Long ago, way before most of you were born, I drove from a Chicago suburb to Palo Alto, California to attend Stanford University.
My father, who believed everyone should be as forthright as he was, bought me a brand new metallic blue 1949 Ford (at dealer’s cost, $1400) and said goodbye.
I was young, just 17 by just a week when I graduated from Niles Township High School, and driving 1600 miles alone was somewhat terrifying. I arrived there the night before registration, checked into a motel, and spent the night in high anxiety.
The next day I registered…not feeling any better when I saw how much older everyone looked. I was 5 foot 3 inches, weighed about 95 pounds, had huge horned-rimmed glasses and looked about 14.
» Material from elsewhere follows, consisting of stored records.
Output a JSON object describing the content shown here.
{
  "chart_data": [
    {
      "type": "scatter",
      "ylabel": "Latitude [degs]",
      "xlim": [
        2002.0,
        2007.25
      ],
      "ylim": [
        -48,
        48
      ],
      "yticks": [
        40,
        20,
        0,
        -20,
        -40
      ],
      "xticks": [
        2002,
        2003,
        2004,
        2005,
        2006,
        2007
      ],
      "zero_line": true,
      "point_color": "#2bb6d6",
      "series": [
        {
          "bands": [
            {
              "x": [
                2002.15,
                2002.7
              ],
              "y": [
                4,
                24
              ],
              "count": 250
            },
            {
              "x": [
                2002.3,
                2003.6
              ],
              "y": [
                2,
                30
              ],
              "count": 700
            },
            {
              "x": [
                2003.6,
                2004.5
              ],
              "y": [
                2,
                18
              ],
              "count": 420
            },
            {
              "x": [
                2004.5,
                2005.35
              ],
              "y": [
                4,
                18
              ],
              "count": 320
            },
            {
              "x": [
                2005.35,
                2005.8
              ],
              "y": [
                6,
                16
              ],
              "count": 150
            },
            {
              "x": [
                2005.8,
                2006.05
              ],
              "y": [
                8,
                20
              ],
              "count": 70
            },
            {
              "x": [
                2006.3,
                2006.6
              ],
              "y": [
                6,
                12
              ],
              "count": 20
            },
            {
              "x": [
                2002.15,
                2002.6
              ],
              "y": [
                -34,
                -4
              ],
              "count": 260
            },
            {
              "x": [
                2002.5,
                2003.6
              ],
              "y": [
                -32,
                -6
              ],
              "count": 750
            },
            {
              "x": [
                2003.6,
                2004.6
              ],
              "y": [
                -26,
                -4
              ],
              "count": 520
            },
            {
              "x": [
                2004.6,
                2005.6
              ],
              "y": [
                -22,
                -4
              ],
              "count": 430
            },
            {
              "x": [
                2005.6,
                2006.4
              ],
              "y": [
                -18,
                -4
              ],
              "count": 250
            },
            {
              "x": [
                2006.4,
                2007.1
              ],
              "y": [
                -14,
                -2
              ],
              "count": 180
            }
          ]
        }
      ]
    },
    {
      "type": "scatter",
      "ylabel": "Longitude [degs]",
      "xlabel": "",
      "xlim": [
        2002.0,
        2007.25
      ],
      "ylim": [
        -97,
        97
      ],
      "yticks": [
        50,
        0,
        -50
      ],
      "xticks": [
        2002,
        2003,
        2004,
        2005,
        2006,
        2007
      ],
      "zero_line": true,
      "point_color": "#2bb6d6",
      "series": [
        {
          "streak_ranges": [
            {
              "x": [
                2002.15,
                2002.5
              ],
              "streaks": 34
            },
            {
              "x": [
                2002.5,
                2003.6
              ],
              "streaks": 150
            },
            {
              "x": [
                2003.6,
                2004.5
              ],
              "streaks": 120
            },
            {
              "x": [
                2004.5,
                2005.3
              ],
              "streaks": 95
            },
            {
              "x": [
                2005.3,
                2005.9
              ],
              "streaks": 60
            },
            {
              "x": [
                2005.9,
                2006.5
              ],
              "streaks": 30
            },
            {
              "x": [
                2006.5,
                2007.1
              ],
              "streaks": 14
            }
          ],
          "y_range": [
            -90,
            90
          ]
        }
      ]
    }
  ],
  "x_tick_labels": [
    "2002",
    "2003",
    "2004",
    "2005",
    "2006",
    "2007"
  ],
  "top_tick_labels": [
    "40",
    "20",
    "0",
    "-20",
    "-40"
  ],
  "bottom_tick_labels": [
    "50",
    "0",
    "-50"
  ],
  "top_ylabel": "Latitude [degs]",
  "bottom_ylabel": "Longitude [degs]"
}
I met my roommates at Encina Hall: one a veteran (Benny was 22, in school as a freshman under the GI Bill) and the other Doug. Doug was a year and a half older than me, looked like a college student with a great smile and a manner that put me entirely at ease. And thus started a great year at a great school.
We remained in touch afterwards; Doug was a member of one of the great families of San Francisco; he married his college sweetheart Mary who was so pretty she took your breath away.
When Hal and I and Peggy started BASS Tickets, Doug’s company was our insurance carrier; he also invested in BASS and was a little tolerant during the bad times when we were late on our premiums…..I think he advanced them out of his pocket. We lived and died by the fortunes of Stanford football which, unlike today, was pretty bad then. And Doug, I believe, headed the alumni fund raising for the University.
After we sold BASS (and Doug and the other investors came out spectacularly well) we still touched base, but not nearly as often….I last spoke to him a few years back and we laughed and talked about the days.
Doug’s obituary was in the San Francisco Chronicle today. He died of cancer during Thanksgiving week.
It takes us our lifetime to get used to death of our contemporaries; not just our grandparents, uncles and others.
Just give a friend a hug today for no damn reason.